If external methods are not dropping the temperature fast enough, or if the patient is experiencing a severe non-exertional heatstroke, more invasive techniques are deployed:

  • Cold Intravenous Fluids: Large volumes of chilled normal saline ($4^\circ\text{C}$) are infused intravenously.

  • Body Cavity Lavage: Instilling iced saline into the stomach (gastric lavage), urinary bladder, or even the peritoneal/pleural cavities via tubes, then draining it out to cool internal organs directly.

  • Extracorporeal Cooling: In the most extreme, refractory cases, teams use continuous renal replacement therapy (CRRT) or ECMO machines to circulate the patient’s blood outside the body, cool it through a heat exchanger, and return it to the body.

4. Controlled Shivering Management

As the body is rapidly cooled, its natural defense mechanism is to shiver to generate heat. Shivering is highly counterproductive because it creates internal metabolic heat and increases oxygen consumption.

To prevent this, clinicians administer medications to suppress the shivering reflex:

  • Intravenous Sedatives: Continuous infusions of medications like propofol or midazolam.

  • Neuromuscular Blockers: In intubated patients, muscle relaxants (paralytics) can be used to completely halt physical muscle twitching and heat production.

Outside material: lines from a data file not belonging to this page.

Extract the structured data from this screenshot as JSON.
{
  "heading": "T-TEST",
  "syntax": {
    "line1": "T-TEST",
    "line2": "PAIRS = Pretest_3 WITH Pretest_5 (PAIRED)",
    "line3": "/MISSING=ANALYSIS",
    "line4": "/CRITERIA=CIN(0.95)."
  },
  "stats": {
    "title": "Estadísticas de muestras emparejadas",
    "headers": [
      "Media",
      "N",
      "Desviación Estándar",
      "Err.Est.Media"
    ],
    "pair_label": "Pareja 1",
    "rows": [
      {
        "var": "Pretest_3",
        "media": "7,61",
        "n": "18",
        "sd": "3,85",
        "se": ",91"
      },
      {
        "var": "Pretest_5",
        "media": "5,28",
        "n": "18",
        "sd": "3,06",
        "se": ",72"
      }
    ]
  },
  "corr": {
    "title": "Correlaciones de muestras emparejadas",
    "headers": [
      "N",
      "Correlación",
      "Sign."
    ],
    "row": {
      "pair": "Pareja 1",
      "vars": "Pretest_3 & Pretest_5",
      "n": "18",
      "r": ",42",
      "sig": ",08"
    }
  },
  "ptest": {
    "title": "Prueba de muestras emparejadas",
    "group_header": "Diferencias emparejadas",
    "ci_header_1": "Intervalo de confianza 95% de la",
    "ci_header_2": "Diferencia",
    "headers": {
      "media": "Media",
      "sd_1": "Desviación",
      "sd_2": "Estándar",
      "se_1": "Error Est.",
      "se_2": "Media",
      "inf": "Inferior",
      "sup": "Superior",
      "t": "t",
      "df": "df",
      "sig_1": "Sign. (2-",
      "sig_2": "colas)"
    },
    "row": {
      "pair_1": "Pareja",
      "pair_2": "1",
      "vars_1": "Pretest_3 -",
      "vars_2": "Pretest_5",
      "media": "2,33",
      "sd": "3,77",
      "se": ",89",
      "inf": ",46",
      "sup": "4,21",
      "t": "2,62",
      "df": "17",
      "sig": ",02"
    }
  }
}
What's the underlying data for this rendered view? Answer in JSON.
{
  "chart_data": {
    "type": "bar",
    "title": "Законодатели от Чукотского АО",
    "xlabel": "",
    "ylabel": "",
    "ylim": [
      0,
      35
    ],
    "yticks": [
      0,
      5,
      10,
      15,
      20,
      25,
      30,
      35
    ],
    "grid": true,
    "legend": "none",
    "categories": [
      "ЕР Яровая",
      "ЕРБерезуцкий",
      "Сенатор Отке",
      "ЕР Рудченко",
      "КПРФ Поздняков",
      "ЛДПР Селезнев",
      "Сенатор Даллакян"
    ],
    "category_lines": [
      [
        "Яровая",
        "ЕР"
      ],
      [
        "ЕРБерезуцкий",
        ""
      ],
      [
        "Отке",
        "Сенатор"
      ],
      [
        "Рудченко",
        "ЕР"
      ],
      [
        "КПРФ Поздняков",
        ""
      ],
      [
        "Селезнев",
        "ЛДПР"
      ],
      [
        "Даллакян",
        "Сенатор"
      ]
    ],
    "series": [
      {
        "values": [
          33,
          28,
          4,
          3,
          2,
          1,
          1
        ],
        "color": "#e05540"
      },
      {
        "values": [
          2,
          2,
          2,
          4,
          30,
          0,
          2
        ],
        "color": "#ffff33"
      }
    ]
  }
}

5. Managing Secondary Organ Complications

Once the temperature begins to stabilize, the focus shifts to treating the systemic fallout of extreme thermal stress in the Intensive Care Unit (ICU):

Complication Clinical Management Protocol
Acute Kidney Injury (AKI) Aggressive fluid resuscitation to flush out myoglobin (from muscle breakdown/rhabdomyolysis). If kidneys fail, CRRT (dialysis) is started.
Disseminated Intravascular Coagulation (DIC) Monitoring coagulation profiles. Administering platelets, fresh frozen plasma (FFP), or cryoprecipitate if widespread internal bleeding occurs.
Seizures and Brain Swelling Intravenous anticonvulsants (e.g., levetiracetam, lorazepam) and neuroprotective strategies to limit cerebral edema.
Hypotension / Shock If intravenous fluids alone do not restore blood pressure, vasopressors (like norepinephrine) are titrated to maintain blood flow to vital organs.

The Cooling Target: The clinical team will typically stop aggressive cooling measures once the core temperature hits 38.5°C (101.3F). This prevents “overshooting,” which can cause dangerous therapeutic hypothermia and cardiac arrhythmias.